Come forse saprà, i minori sono tutelati dalla legge sulla privacy e tutto quello che riguarda i loro processi non deve diventare di dominio pubblico. Lo è diventato, prima con il libro di Belpietro “ I segreti di Renzi“, poi con un articolo di Fittipaldi su
l’Espresso e ancora oggi sul suo giornale.
Io non contesto “i guai giudiziari “ e guardi, non contesto, in questa sede, nemmeno il fatto di aver violato nuovamente la mia privacy: contesto le falsità. Non ho mai attaccato i siti di Polizia, Carabinieri, governo, Viminale e il blog di Grillo come lei scrive. E nemmeno il sito di D’Alema come ha scritto Fittipaldi. Sono andato di fronte al tribunale a rispondere alla legge italiana, per altri fatti. E questo come può intuire si chiama diffamazione.

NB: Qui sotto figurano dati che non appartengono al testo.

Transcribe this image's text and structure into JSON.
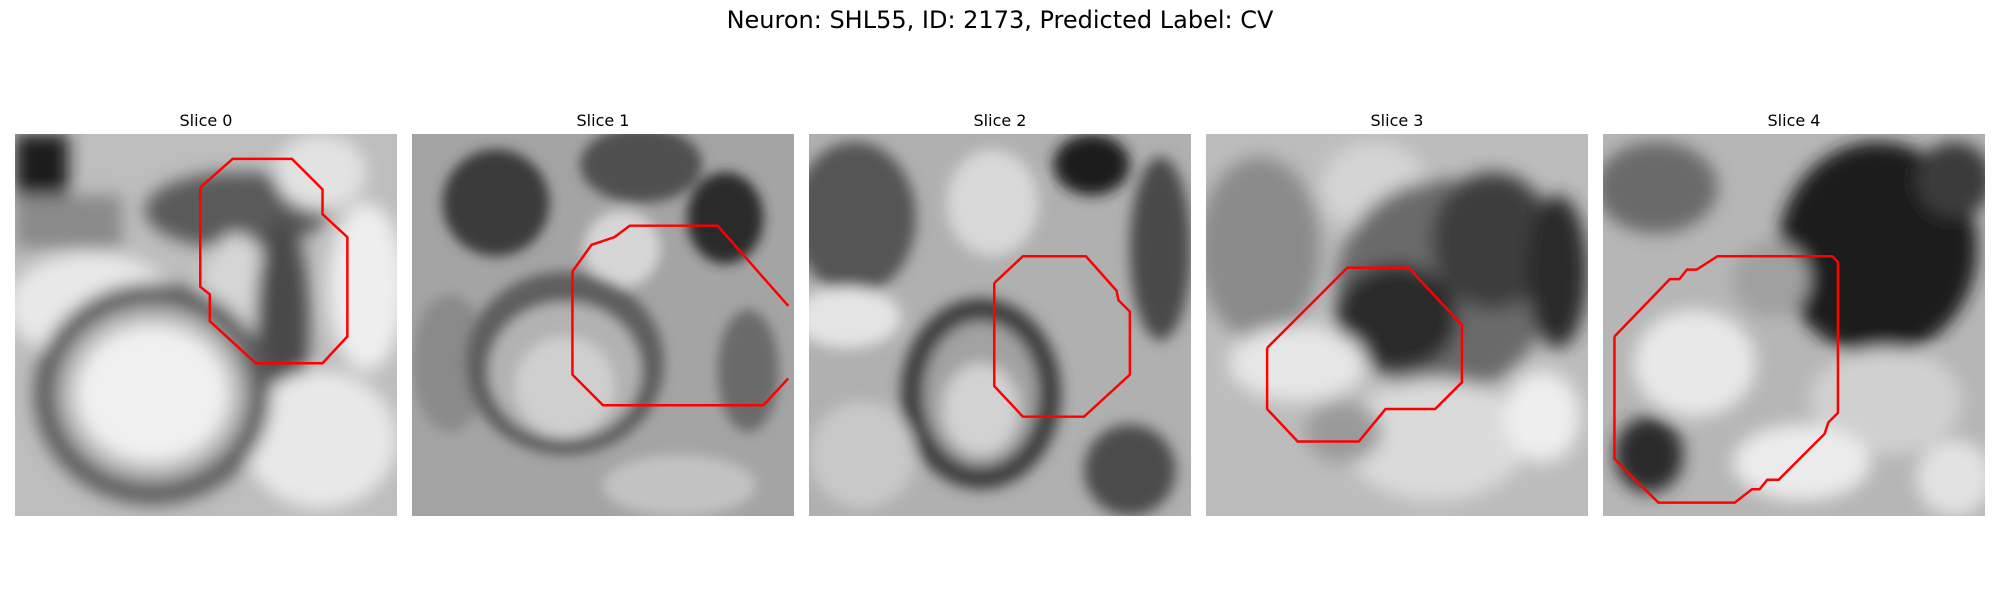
{
  "figure": {
    "title": "Neuron: SHL55, ID: 2173, Predicted Label: CV"
  },
  "colors": {
    "contour": "#ff0000",
    "background": "#ffffff"
  },
  "slices": [
    {
      "title": "Slice 0"
    },
    {
      "title": "Slice 1"
    },
    {
      "title": "Slice 2"
    },
    {
      "title": "Slice 3"
    },
    {
      "title": "Slice 4"
    }
  ]
}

Nel suo articolo afferma inoltre: «Del resto Renzi sospetta l’intervento di una ‘ mano’ russa. E chi gliel’ha detto? Una società di sorveglianza informatica. E di chi è? Del suo amico Marco Carrai, che s’è messo in società con uno smanettone di 23 anni, Andrea Stroppa». Non c’è nessuna società con Marco Carrai e io personalmente non ho mai parlato di “mano russa”. Anzi, le dirò di più: durante le elezioni americane ho pubblicato un report in esclusiva con Forbes dove documentavo che un importante numero di russi seguivano il candidato Trump e lo sostenevano attivamente, ma che non era possibile documentare nessun legame ufficiale con il governo russo. Altroché i suoi giochini linguistici. Inoltre vengo definito da una sua giornalista parte dei “ Carrai boys”, “ pupillo di Carrai“, e lo comprendo. Quando non si è liberi, si cerca di mettere le catene anche agli altri. Ma, mi dispiace per lei, per Carrai, e per tutti quelli che vengono citati. Io non appartengo a nessuno, appartengo a me stesso. Non ho bisogno della sua stima, penso che il mondo sia molto più grande de Il Fatto Quotidiano e non credo sia un caso se le mie ultime ricerche sono state pubblicate con il Washington Post, Associated Press, Wall Street Journal e non con il suo giornale. E le assicuro che non è un caso nemmeno il fatto che quando voglio capire di economia, tecnologia, cultura, geopolitica, non leggo il suo quotidiano. Grazie a dei think tankho avuto l’onore e il piacere di creare rapporti con intellettuali, esperti, scienziati: è con loro che voglio confrontarmi, è da loro che voglio imparare.
Caro direttore Travaglio, la coscienza è quella cosa che quando siamo soli ci guarda e non possiamo nasconderci. Mi auguro che lei possa affrontarla a testa alta. Buona domenica».